2008 — 30 June: Monday

Tonight's picture? Back in the days when I had hair, it tended to get very curly. Christa, on the other hand, would (on very rare occasions) resort to artifice. Each would tease the other, of course.

Christa and her Old Windsor hair curling

I was amused to realise, on closer examination (Blade Runner-style! — "Computer, enhance co-ordinates...") of just the upper corner of this slide, adjacent to the little vase, that she has (or, at least, had) a copy of Delia Smith's "How to cheat at cooking". I wonder where the devil that is now that I could use it...

Delia Smith book

I shall have to poke around in some of the kitchen cupboard nooks and crannies, I suspect. Oh well. G'night, at 01:45.

Yesterday's dragonfly...

... is, apparently, a "Golden Ringed". Almost exactly a year ago I was sent this picture of one on a chum's desk in Ampfield:

Golden Ringed dragonfly

It's a very strange sensation to be listening to a 1948 recording of "Letter from America" with Alastair Cooke's incredibly familiar voice overlaid with squawks and whistles as it bounced across the Atlantic. His themes were the victory of Truman and the emergence of marketing research. (Which signally got the result wrong, of course.)

Who'd be a pensioner?

This sounds almost as if it's bad news... (One can almost hear a company bean-counter bemoaning the fact that "staff deaths are under plan, and getting worse!") I found myself nodding at the union quote: "Unite is furious that HSBC is citing a financial justification for the changes when it made profits of £13bn last year."

HSBC pensions

There's more here (inevitably).

That's a good question... dept.

Are democratic societies happy because they are composed of satisfied fools? I've now made the time to read the two book reviews here, though I still don't know the answer to the question. Behavioural economics, heh? What a rich field.

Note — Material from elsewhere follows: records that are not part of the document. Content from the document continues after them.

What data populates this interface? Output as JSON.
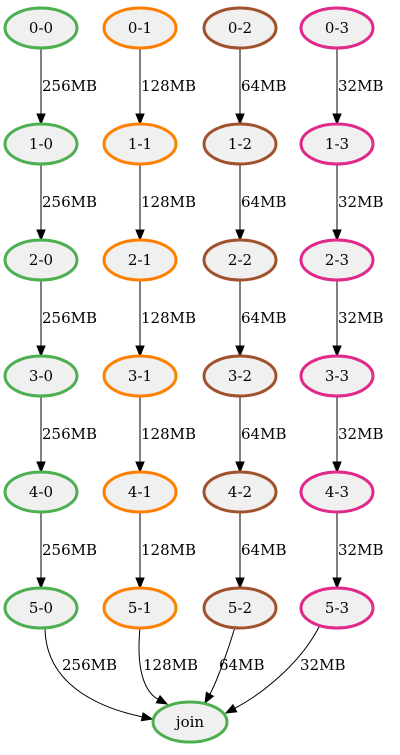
{
  "graph": {
    "columns": [
      {
        "color": "#4caf50",
        "edge_label": "256MB",
        "nodes": [
          "0-0",
          "1-0",
          "2-0",
          "3-0",
          "4-0",
          "5-0"
        ]
      },
      {
        "color": "#ff8000",
        "edge_label": "128MB",
        "nodes": [
          "0-1",
          "1-1",
          "2-1",
          "3-1",
          "4-1",
          "5-1"
        ]
      },
      {
        "color": "#a0522d",
        "edge_label": "64MB",
        "nodes": [
          "0-2",
          "1-2",
          "2-2",
          "3-2",
          "4-2",
          "5-2"
        ]
      },
      {
        "color": "#e0298a",
        "edge_label": "32MB",
        "nodes": [
          "0-3",
          "1-3",
          "2-3",
          "3-3",
          "4-3",
          "5-3"
        ]
      }
    ],
    "join": {
      "label": "join",
      "color": "#4caf50",
      "incoming_labels": [
        "256MB",
        "128MB",
        "64MB",
        "32MB"
      ]
    }
  }
}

I can't be a real writer because I've only just learned (in the context of an excellent stage direction) that the example writers always quote is Guy de Maupassant's line: "He was an elderly gentleman with ginger whiskers who always somehow made sure he was first through the door." (Source — an amusing article, in which Mr Boyce also recommends the excellent "Karoo".) I know you shouldn't judge a book by its cover, but I'm glad I did in this case:

Steve Tesich novel Karoo

And just look what nestles against it on my shelf. Dangerous business, this writing (ma)lark(ey).

Grumpy-pumpy... dept.

It's 41 years (and one month) since I first heard the episode of "I'm sorry I'll read that again" that BBC7 is currently transmitting. First time round, I seem to remember finding it a lot funnier. Particularly the appalling puns of John "Otto" Cleese. Still, the audience laughter seems genuine.

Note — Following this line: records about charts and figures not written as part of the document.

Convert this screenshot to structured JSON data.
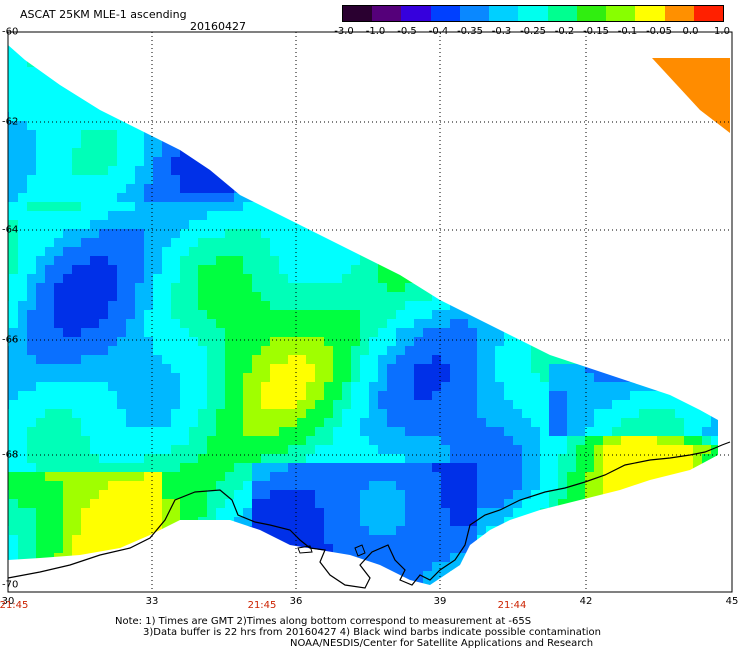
{
  "header": {
    "title": "ASCAT 25KM MLE-1 ascending",
    "date": "20160427"
  },
  "colorbar": {
    "tick_labels": [
      "-3.0",
      "-1.0",
      "-0.5",
      "-0.4",
      "-0.35",
      "-0.3",
      "-0.25",
      "-0.2",
      "-0.15",
      "-0.1",
      "-0.05",
      "0.0",
      "1.0"
    ],
    "colors": [
      "#2a0030",
      "#55007a",
      "#3600dd",
      "#0040ff",
      "#0a88ff",
      "#00d0ff",
      "#00ffee",
      "#00ff90",
      "#30ee10",
      "#88ff00",
      "#ffff00",
      "#ff9000",
      "#ff2000"
    ]
  },
  "axes": {
    "lat_labels": [
      "-60",
      "-62",
      "-64",
      "-66",
      "-68",
      "-70"
    ],
    "lon_labels": [
      "30",
      "33",
      "36",
      "39",
      "42",
      "45"
    ],
    "time_labels": [
      "21:45",
      "21:45",
      "21:44"
    ],
    "lat_range": [
      -70,
      -60
    ],
    "lon_range": [
      30,
      45
    ]
  },
  "notes": {
    "line1": "Note: 1) Times are GMT 2)Times along bottom correspond to measurement at -65S",
    "line2": "3)Data buffer is 22 hrs from 20160427 4) Black wind barbs indicate possible contamination",
    "line3": "NOAA/NESDIS/Center for Satellite Applications and Research"
  },
  "data_colors": {
    "dark_blue": "#0030e8",
    "blue": "#0a70ff",
    "light_blue": "#00b8ff",
    "cyan": "#00ffff",
    "aqua": "#00ffb8",
    "green": "#00ff40",
    "yellow_green": "#a0ff00",
    "yellow": "#ffff00",
    "orange": "#ff8c00",
    "coast": "#000000",
    "grid": "#000000"
  }
}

Come to think of it, it's also well over 30 years since the last time I made my own dental appointment. I've just had a postcard with a fang-filled crocodile on it, reminding me that I was last there last September. My! Time flies in this retirement world, doesn't it? It's also just been confirmed that the Pope doesn't wear Prada. (If he did, presumably they'd be full of soul?) Oh, and there's a risk of high pollen — tell me something I can't sniff out for myself.

In earlier times... dept.

... back when I still maintained a science fiction card index system (and we're talking somewhen between the 30 and 40+ years ago era) I sadly realised I had to start adding icons against authors to mark their demise. Today's "delivery" of the latest Ansible reminds me this is a sadly never-ending task. Algis Budrys is a recent casualty — I still recall his 1958 novel "Who?" <Sigh>

Goodness me, it's already approaching 18:00, let alone the end of June. Incredibubble.

It's been too long since David Langford's previous "Cloud Chamber", too. This made me giggle:

Brian Ameringen's favourite selection from Arthur N. Scarm's "very rare" The Werewolf vs Vampire Woman (1972) was: "Waldo had no intention of harming Ruth. In one yank he pulled of[f] her silk blouse and lace bra and left her defenseless against any young child who might come along who wanted his lunch." I decided not to include this in Ansible 248 because it looked too much like the author being intentionally funny, which is not in accordance with the Spirit of Thog. But Brian protested, and I must admit that Scarm is such an inept writer that he very likely wouldn't recognize humour if it came up to him and sucked his nipple.

David Langford in Cloud Chamber 158

It's a good Job(s) Steve...

... isn't here, with his infamous reality distortion field. The iMac has crashed, yet again, rather than letting me eject the iPod. Industrial strength? Rock solid? Don't make me laugh! Oh well, back to XP!

Spooky. It's just (having rebooted the hard way) offered me a 59 MB upgrade to OSX 10.5.4 — perhaps it heard my muttering... I've left it to its own devices, as it were, at the far end of the study.